Аркадия - стр. 37
Детское стадо собралось у ручья. Мостик через ручей ненадежен: он шатается и по краям погружен в бурные воды. Белые рыбки-чукучанки плывут вверх по течению, голубоватых брюшек так много, что они сливаются в одно, пульсирующее. Крох смотрит вниз, палка в его руке отяжелела. Стебель зубянки покачивается на берегу.
Давай! – пляшущим гоблином надрывается Лейф. Его сжигает жажда насилия.
Крох, сквозь шум ручья зовет его Джинси, и Крох смотрит на нее снизу вверх. Кудри у нее взлохмачены больше обычного. На щеке уже неделю пятно сажи. Это неправильно, убивать, кричит она, чуть не плача.
Остальные толпой, в нерешительности, ждут, как он поступит дальше. Хелле начинает подвывать, хотя глаза у нее выпучиваются в предвкушении. Крох смотрит на своих друзей. Коул и Дилан стоят бок о бок, и у них такие лица, какое бывает у Лисоньки, когда дети дерутся. Джинси хватается рукой за рот.
Он думает о рыбьем теле, которое извивается у него на палке, о пролитой крови. Крох стискивает в руке палку, которую Лейф заострил ножом Эйба с перламутровой ручкой. Он заносит палку за голову и швыряет ее в ручей. Отскочив от чего-то, она возвращается и попадает прямо в него, над глазом. Боль ужасная, будто проглотил кубик льда. Лейф, Эрик, Айк и Фиона визжат и приплясывают, Хелле ревет, Джинси бормочет: Нет, нет, нет, нет, нет. Молли, которая вздумала, что она лошадь, и с прошлого лета заставляет их называть ее “Секретариат”, хотя Секретариат – мальчик[17], ржет, встряхивает гривой и бьет копытом. Крох в ярости хватается за палку, изо всех сил швыряет ее в сторону берега, и, пролетая, палка задевает и царапает колено Маффин.
Лицо Маффин за очками краснеет, она вскрикивает. Карабкается по размокшему берегу и бежит через лес, по полям.
Ну тебе попадет, произносит Фиона влажным от волнения голосом. Ее челка слиплась от пота, а лоб блестит. Она убегает. Остальные следуют за ней, мальчики вопят индейцами в пятнах тени, в послеполуденной пестроте. Хелле задерживается на секунду, чтобы прокричать: Ненавижу-ненавижу-ненавижу-тебя-Крох-Стоун, – и тоже убегает. Маленькая, круглая, она не поспевает за братьями и на бегу губит, давит красивый кустик ранних цветов. Размахивает руками, топочет ножками, похожими на кукурузные початки, тужится нагнать братьев, но, как всегда, они бросают ее позади.
Оставшись один, Крох предается горю. Осторожно подходит к краю ручья и пытается его перепрыгнуть, но зачерпывает ботинком воду. Нога в ботинке так же возмущена этим, как неуютно сейчас в теле желудку.

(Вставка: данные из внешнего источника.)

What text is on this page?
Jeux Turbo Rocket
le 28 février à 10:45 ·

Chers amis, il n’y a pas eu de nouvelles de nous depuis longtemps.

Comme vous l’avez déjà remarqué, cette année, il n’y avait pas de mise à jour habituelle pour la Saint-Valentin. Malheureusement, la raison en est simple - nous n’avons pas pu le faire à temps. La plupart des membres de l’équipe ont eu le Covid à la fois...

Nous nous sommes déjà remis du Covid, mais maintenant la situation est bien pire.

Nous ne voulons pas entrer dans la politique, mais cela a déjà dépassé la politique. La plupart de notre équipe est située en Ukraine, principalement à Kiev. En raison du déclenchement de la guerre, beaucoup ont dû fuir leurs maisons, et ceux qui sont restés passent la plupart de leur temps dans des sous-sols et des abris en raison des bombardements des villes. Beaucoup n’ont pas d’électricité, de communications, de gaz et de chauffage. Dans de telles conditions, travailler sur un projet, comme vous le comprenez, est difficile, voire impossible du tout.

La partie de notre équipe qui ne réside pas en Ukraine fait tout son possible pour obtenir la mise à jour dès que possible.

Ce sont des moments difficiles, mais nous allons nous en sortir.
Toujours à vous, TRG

Он присаживается на корточки на берегу и всматривается в бешеную толчею рыб. Молча просит прощения, ждет, когда выплывает на поверхность великая Царь-рыба с суровым, кожистым и страшным лицом, раззявит свою огромную пасть и проклянет его. Или съест. Или, может, с биением в сердце думает он, отправит на поиск того, что спасет его мать. Он затаивает дыхание, пока не чувствует дурноту, но ничего не происходит, и тогда, поднявшись по склону, он примащивается между побегами папоротника, лысые черепа которых застенчиво высовываются из земли. Холодный верховой ветер стряхивает с деревьев старые листья; слетая вниз, они шелестят. В обращенных к северу развилках корней сохранились еще островки снега, туда можно залезть рукой.